DRESDEN, Ohio — A Dresden sheep farm operates by the creed: Leave the land the way you found it.
Shirley and Francis Steffee were both raised on farms in Muskingum County. Shirley’s family raised cattle, hogs and some sheep; Francis’ family raised cattle and sheep. Both knew they had a love of farming from early-on in their relationship.
After a few years of Francis serving in the military and moving constantly, they moved to a house on Shirley’s family farm in the early 1970s. Francis stayed in the military and would make commutes to and from the Ravenna arsenal for the Ohio National Guard, and Shirley worked in an insurance office off the farm. They raised two children, a son, who now lives in Arkansas, and a daughter living in Alaska.
They were always helping Shirley’s family on the farm, but it wasn’t until 1999 that they bought their first sheep flock.
“We came home from work and went back to work on the farm,” Shirley said.
She said they became interested in sheep because Francis was gone frequently in the military and sheep was a type of livestock she could handle herself.
“They were good for a lady. A woman can handle them herself,” Shirley said.
In addition, she felt they were better for the pastures because they don’t cause as much destruction as cattle.
Fast forward to 2003, when the family purchased the home farm of 53 acres. Last year, the Steffees purchased an additional 161 acres at another location in Dresden.
Also last year, the couple decided to do something unusual. They sold their entire flock after lambing in 2010. They went to visit their son and daughter and explored Switzerland for nine days.
But they knew it wouldn’t be long before their pasture started to grow and they would miss the livestock.
They said they know some people would think they were crazy for starting another new flock, but it was something in them that inspired them.
“Even though you are walking to the barn at 2:30 a.m. in knee-deep snow to check on them, there is just something about it. It’s quality time,” Shirley said.
Now that Francis is retired from the military, they agree the sheep flock keeps them busy.
Shirley said they sold the old flock because they wanted to make changes in their herd, specifically to incorporate more Dorset characteristics to gain more mothering skills and a breed that would have a better weight gain after birth.
The previous herd was centered on Suffolk’s breed characteristics and the Steffees said the Suffolks just didn’t seem to fit what they were trying to accomplish.
“We keep looking for just the right fit for our farm,” Francis said.
Today, the flock has over 40 head of sheep and is growing, as lambing is not over this spring. In addition, they have already started preparing some ewes for fall lambing.

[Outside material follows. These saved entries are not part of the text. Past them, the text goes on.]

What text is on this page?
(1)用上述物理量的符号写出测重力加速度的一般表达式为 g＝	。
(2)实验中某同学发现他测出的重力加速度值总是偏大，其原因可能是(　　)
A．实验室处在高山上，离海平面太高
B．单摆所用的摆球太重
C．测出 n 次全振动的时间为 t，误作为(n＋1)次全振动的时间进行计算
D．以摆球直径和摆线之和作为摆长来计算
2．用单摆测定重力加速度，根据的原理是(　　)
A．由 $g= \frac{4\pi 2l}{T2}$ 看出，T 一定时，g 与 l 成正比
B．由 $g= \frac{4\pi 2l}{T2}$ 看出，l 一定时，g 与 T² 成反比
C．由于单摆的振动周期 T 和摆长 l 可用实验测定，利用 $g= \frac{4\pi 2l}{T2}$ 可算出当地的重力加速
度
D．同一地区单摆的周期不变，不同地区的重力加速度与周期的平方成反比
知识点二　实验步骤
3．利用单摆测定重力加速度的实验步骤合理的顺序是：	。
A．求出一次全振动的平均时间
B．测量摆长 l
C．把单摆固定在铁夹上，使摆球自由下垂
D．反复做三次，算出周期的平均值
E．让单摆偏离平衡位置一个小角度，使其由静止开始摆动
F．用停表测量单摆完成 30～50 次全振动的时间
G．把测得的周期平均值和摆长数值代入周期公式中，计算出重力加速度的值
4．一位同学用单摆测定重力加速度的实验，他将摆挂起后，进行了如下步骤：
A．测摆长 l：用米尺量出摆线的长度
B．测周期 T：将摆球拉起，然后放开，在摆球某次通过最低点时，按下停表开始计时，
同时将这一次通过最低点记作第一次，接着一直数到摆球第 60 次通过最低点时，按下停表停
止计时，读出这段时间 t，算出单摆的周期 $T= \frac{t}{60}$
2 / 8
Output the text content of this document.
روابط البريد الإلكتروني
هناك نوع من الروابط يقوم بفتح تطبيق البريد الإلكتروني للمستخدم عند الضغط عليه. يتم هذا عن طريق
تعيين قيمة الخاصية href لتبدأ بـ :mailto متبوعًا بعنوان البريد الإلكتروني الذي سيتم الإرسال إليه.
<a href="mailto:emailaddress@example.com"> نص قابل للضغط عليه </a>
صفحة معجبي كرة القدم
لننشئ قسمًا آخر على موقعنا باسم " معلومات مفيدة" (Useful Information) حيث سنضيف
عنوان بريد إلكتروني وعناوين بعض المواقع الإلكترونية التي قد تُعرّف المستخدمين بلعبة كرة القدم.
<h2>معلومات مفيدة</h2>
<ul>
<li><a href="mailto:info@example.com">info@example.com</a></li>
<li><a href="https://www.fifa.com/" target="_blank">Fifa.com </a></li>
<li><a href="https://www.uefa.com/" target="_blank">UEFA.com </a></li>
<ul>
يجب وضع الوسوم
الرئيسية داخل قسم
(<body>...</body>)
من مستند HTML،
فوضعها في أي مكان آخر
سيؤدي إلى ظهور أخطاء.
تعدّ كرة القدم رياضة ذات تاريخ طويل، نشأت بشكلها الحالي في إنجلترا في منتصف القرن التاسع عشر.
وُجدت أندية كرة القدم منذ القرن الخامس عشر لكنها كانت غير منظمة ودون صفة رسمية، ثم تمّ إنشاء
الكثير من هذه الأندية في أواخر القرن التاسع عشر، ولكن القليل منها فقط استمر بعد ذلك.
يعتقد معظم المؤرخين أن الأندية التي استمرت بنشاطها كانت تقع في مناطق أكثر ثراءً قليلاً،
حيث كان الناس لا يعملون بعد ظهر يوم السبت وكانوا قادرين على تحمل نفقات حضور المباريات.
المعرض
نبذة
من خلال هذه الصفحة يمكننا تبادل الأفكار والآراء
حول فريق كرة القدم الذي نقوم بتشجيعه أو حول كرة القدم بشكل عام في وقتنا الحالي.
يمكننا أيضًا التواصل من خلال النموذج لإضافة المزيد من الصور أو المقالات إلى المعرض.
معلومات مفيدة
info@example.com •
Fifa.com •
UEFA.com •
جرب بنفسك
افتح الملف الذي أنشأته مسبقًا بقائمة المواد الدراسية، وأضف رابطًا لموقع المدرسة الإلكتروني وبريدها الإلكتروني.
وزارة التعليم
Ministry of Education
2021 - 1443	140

The Steffees were the recipients of the 2010 Resource Conservation Award for Agriculture presented by the Muskingum Soil and Water Conservation District — a testament to their belief that everyone should leave the ground as they found it or in better condition.
They have utilized EQIP funds for several projects on their farm, including 20.3 acres of prescribed grazing, four livestock watering tanks, two spring developments, 1,659 feet of pipeline for the watering tanks and 2,073 feet of fencing.
The couple have installed a total of 8,572 feet of fencing so far, which has been 16 rolls of woven wire fence — and the cost of woven wire has more than doubled since the project began. It went from $87 a roll to $198 in less than a year.
The Steffees utilize rotational grazing. They allow their sheep to feed for a week on a portion of the pasture and then move them with portable electrical fencing. The couple then sends in two calves to clean up the grass that the sheep refuse to eat.
“This way, it keeps the property in an even state,” Francis said. “We want to leave the land better than what we found it.”
In addition, the couple has 62 acres of woodland on the 161 acres they purchased in 2010. They plan on developing a tree farm on the property with a tree management plan.